Alors que le conflit entre l'Ukraine et la Russie perdure, le Haut-Commissariat aux droits de l'homme a alerté ce mardi sur la forte hausse du nombre de civils tués ou blessés, en augmentation de plus de 37% au cours des six premiers mois de cette année.
Plus de quatre ans après le début de l'offensive russe à grande échelle contre l'Ukraine, les frappes des deux côtés montent en puissance et continuent de faire de plus en plus de victimes civiles.
Bien que Vladimir Poutine ait promis d'«assurer» la sécurité de la Russie face aux frappes ukrainiennes, 1.396 civils tués et 7.978 blessés ont été recensés dans les deux pays, ce qui “représente une hausse de 37% par rapport à la même période de l'année précédente, et près du double du niveau observé en 2024", a indiqué devant la presse à Genève Danielle Bell, représentante de la Mission de surveillance des droits de l'homme des Nations unies en Ukraine.
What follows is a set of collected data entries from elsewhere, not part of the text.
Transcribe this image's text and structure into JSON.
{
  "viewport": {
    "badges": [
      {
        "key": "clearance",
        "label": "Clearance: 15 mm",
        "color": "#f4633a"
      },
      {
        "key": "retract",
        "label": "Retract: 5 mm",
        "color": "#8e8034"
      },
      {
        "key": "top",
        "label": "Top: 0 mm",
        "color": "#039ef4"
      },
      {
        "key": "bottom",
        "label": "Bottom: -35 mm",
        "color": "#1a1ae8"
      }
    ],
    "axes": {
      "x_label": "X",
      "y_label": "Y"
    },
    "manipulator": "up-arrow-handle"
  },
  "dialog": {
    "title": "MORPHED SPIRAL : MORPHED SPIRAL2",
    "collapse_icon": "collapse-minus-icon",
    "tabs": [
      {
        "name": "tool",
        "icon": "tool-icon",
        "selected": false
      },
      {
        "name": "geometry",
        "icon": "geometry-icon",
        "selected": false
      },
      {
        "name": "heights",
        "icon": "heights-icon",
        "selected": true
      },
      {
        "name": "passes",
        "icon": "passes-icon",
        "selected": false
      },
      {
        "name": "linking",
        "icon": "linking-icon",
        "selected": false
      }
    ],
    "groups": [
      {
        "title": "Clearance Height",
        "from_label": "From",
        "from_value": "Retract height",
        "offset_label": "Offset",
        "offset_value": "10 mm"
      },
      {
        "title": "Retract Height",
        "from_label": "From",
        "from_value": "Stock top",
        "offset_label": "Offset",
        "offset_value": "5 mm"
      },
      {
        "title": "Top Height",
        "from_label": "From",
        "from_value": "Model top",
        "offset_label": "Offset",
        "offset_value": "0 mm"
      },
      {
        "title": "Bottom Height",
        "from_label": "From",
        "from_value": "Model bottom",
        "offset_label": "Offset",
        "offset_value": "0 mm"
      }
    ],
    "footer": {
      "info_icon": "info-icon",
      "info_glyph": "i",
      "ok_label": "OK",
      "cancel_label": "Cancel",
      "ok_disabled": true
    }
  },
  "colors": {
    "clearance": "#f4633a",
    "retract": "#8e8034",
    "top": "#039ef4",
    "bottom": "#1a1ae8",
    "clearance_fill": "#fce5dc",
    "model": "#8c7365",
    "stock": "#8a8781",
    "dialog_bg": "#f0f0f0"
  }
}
Deux facteurs expliquent cette augmentation
En Russie, "au cours des six premiers mois de cette année, nous avons recensé, sur la base d'informations provenant de sources ouvertes de la Fédération de Russie, 250 civils tués et 1 596 blessés", a ajouté depuis Kiev Mme Bell, soit une augmentation de 121% par rapport à la même période de l'année dernière.
Selon elle, cette escalade est alimentée par deux facteurs principaux : "d'une part les missiles balistiques et les drones à longue portée, et d'autre part les drones et les bombes planantes à courte portée utilisés dans les zones de front".
Ainsi, dans les deux pays, les pertes civiles "dues aux attaques menées par des drones à courte portée ont augmenté de 65%", a-t-elle précisé.
Les civils toujours plus au cœur du conflit
De son côté, le porte-parole du Haut-Commissariat, Thameen Al-Kheetan, a tenu à rappeler que "les civils et les infrastructures civiles sont strictement protégés par le droit international humanitaire, et que toute attaque délibérée les visant constitue un crime de guerre". Avant de préciser qu'il est "nécessaire de mener des enquêtes" sur toutes les attaques ayant touché des civils, tant en Ukraine qu'en Russie, afin "d'établir les responsabilités et de garantir l'obligation de rendre des comptes ainsi que la justice".